Carl De Keyzer’s Korean Grand Tour
Carl De Keyzer's series documenting daily life in one of the most heavily restricted and isolated countries in the world will be exhibited in Gent
North Korea – officially the Democratic People’s Republic of Korea – is one of the hardest places in the world to photograph.
Thousands of Westerners visit the DPRK on authorized tours each year, but have to follow strict guidelines when taking pictures. As the foreign press is heavily sanctioned, professional photographers are often barred from these trips.

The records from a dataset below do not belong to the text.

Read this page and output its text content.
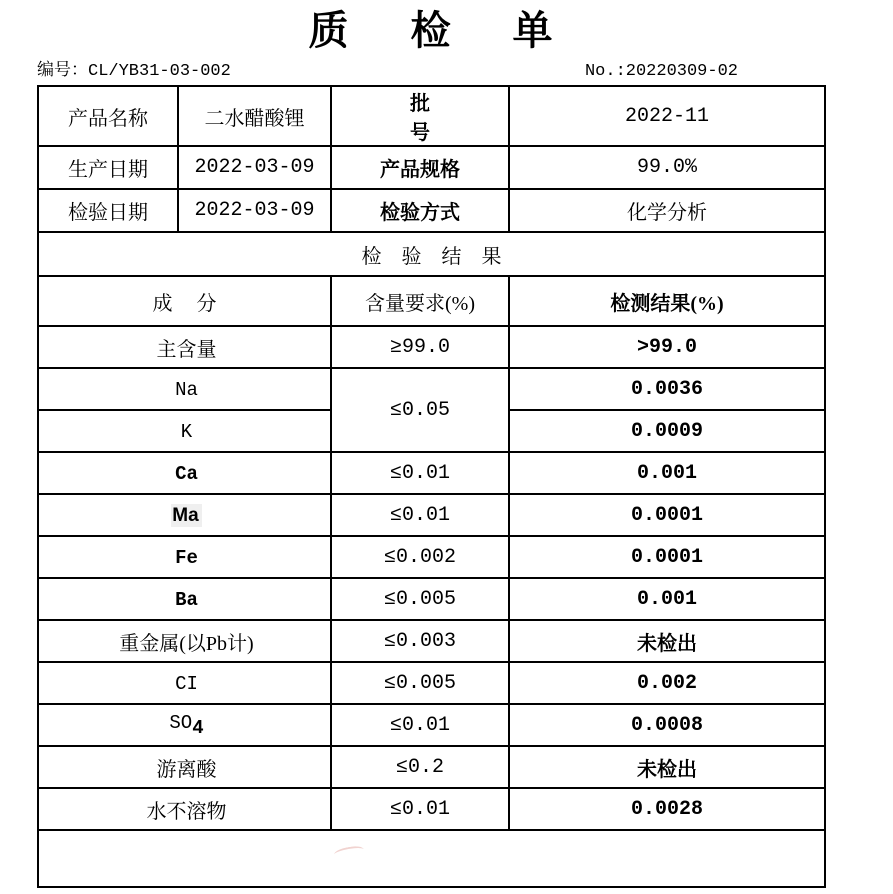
质检单
编号：CL/YB31-03-002	No.:20220309-02
产品名称	二水醋酸锂	批号	2022-11
生产日期	2022-03-09	产品规格	99.0%
检验日期	2022-03-09	检验方式	化学分析
检验结果			
成分		含量要求(%)	检测结果(%)
主含量		≥99.0	>99.0
Na		≤0.05	0.0036
K			0.0009
Ca		≤0.01	0.001
Ma		≤0.01	0.0001
Fe		≤0.002	0.0001
Ba		≤0.005	0.001
重金属(以Pb计)		≤0.003	未检出
CI		≤0.005	0.002
$SO_4$		≤0.01	0.0008
游离酸		≤0.2	未检出
水不溶物		≤0.01	0.0028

Magnum photographer Carl De Keyzer is one of very few to have been given unprecedented access to the DPRK. An opportunity that was made possible by the British-run Koryo Group, which has been taking people to the DPRK since 1993 and whose aim is to encourage people-to-people engagement through travel, culture, sport and humanitarian projects.
The Citadelpark in Gent is set to exhibit the photographers series “D.P.R. Korea Grand Tour”, which dates from 2015. Images taken over the course of four journeys totaling sixty days will be on display, showing De Keyzer and his Korean guides travels through the length and breadth of the country, observing the place and its people.
De Keyzer visited more than 200 locations, traveling to every single one of the country’s provinces. The result is a unique and often very surprising view of one of the world’s most complex, concealed and confusing countries.
Open from 11 am–7 pm.
Closed on Mondays. Please note, also closed between February 21th – February 28th, 2018
A book published by Lannoo / Belgium is also available.